Und so bekam Hector von vielen Leuten zu hören, die Liebe oder der Mangel an Liebe hindere sie am Schlafen, am Denken, am Lachen und manchmal sogar am Leben. Bei solchen Patienten mußte Hector wirklich aufpassen, denn er wußte, daß man sich wegen der Liebe umbringen konnte. Eine große Dummheit! Machen Sie das bloß nicht, und wenn Sie mit dem Gedanken spielen, konsultieren Sie schnell jemanden wie Hector, oder rufen Sie einen echten Freund oder eine echte Freundin an.

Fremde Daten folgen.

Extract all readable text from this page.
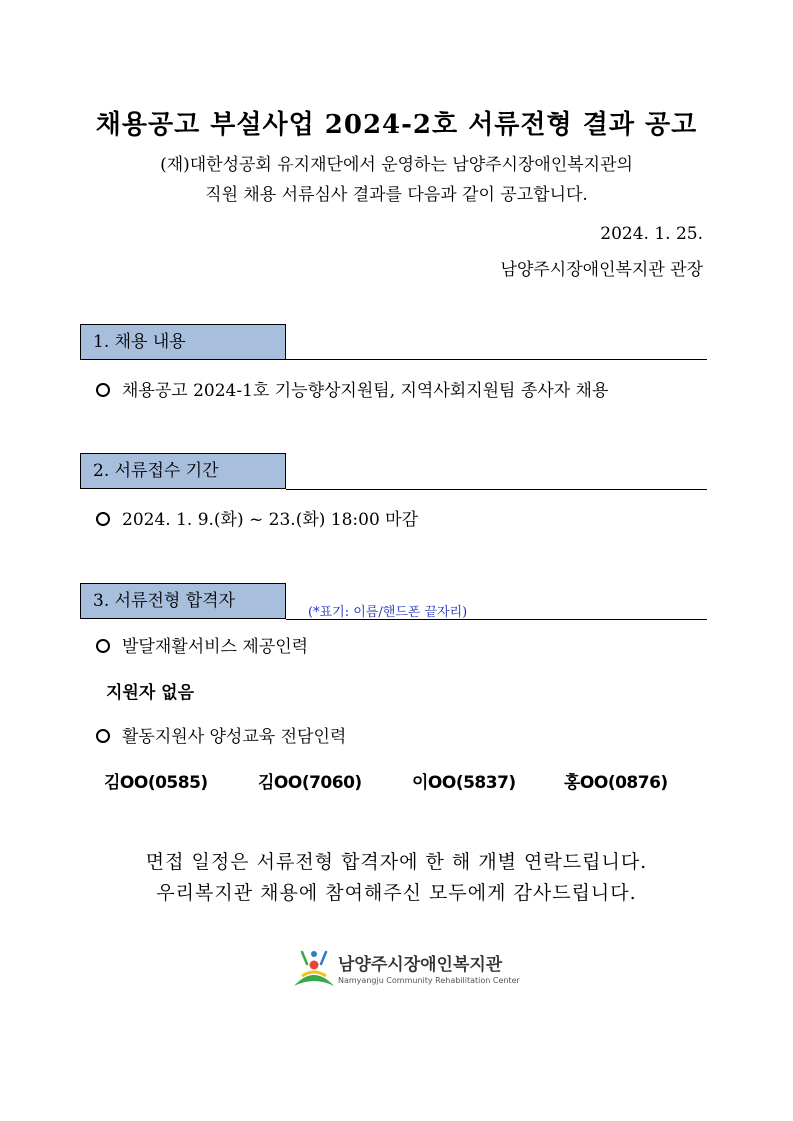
채용공고 부설사업 2024-2호 서류전형 결과 공고
(재)대한성공회 유지재단에서 운영하는 남양주시장애인복지관의
직원 채용 서류심사 결과를 다음과 같이 공고합니다.
2024. 1. 25.
남양주시장애인복지관 관장
1. 채용 내용
채용공고 2024-1호 기능향상지원팀, 지역사회지원팀 종사자 채용
2. 서류접수 기간
2024. 1. 9.(화) ~ 23.(화) 18:00 마감
3. 서류전형 합격자
(*표기: 이름/핸드폰 끝자리)
발달재활서비스 제공인력
지원자 없음
활동지원사 양성교육 전담인력
김OO(0585)	김OO(7060)	이OO(5837)	홍OO(0876)
면접 일정은 서류전형 합격자에 한 해 개별 연락드립니다.
우리복지관 채용에 참여해주신 모두에게 감사드립니다.
남양주시장애인복지관
Namyangju Community Rehabilitation Center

Auch Hector war schon verliebt gewesen, und er erinnerte sich, wie sehr man wegen der Liebe leiden kann, wie man Tage und Nächte damit verbringt, pausenlos an eine gewisse Person zu denken, die einen nicht mehr sehen will, und wie man sich fragt, was man am besten tun soll – schreiben, telefonieren oder schlaflos im Bett liegen, es sei denn, man leert sämtliche Fläschchen der Minibar in einem Hotelzimmer jener Stadt, in die man extra gekommen ist, um die gewisse Person zu sehen, die einen aber, wie schon gesagt, nicht sehen will. Heute halfen ihm solche Erinnerungen natürlich, die Menschen besser zu verstehen, denen es ebenso erging. Hector erinnerte sich auch an die netten jungen Frauen, die er hatte leiden lassen, und heute war er nicht gerade stolz darauf: sie hatten ihn geliebt, und auch er hatte sie geliebt. Mal war er Henker gewesen, mal Opfer, und bisweilen hatte er beides erlebt und mit ein und derselben Freundin. Die Liebe ist nämlich kompliziert, und am schlimmsten ist, daß sie sich nicht voraussehen läßt.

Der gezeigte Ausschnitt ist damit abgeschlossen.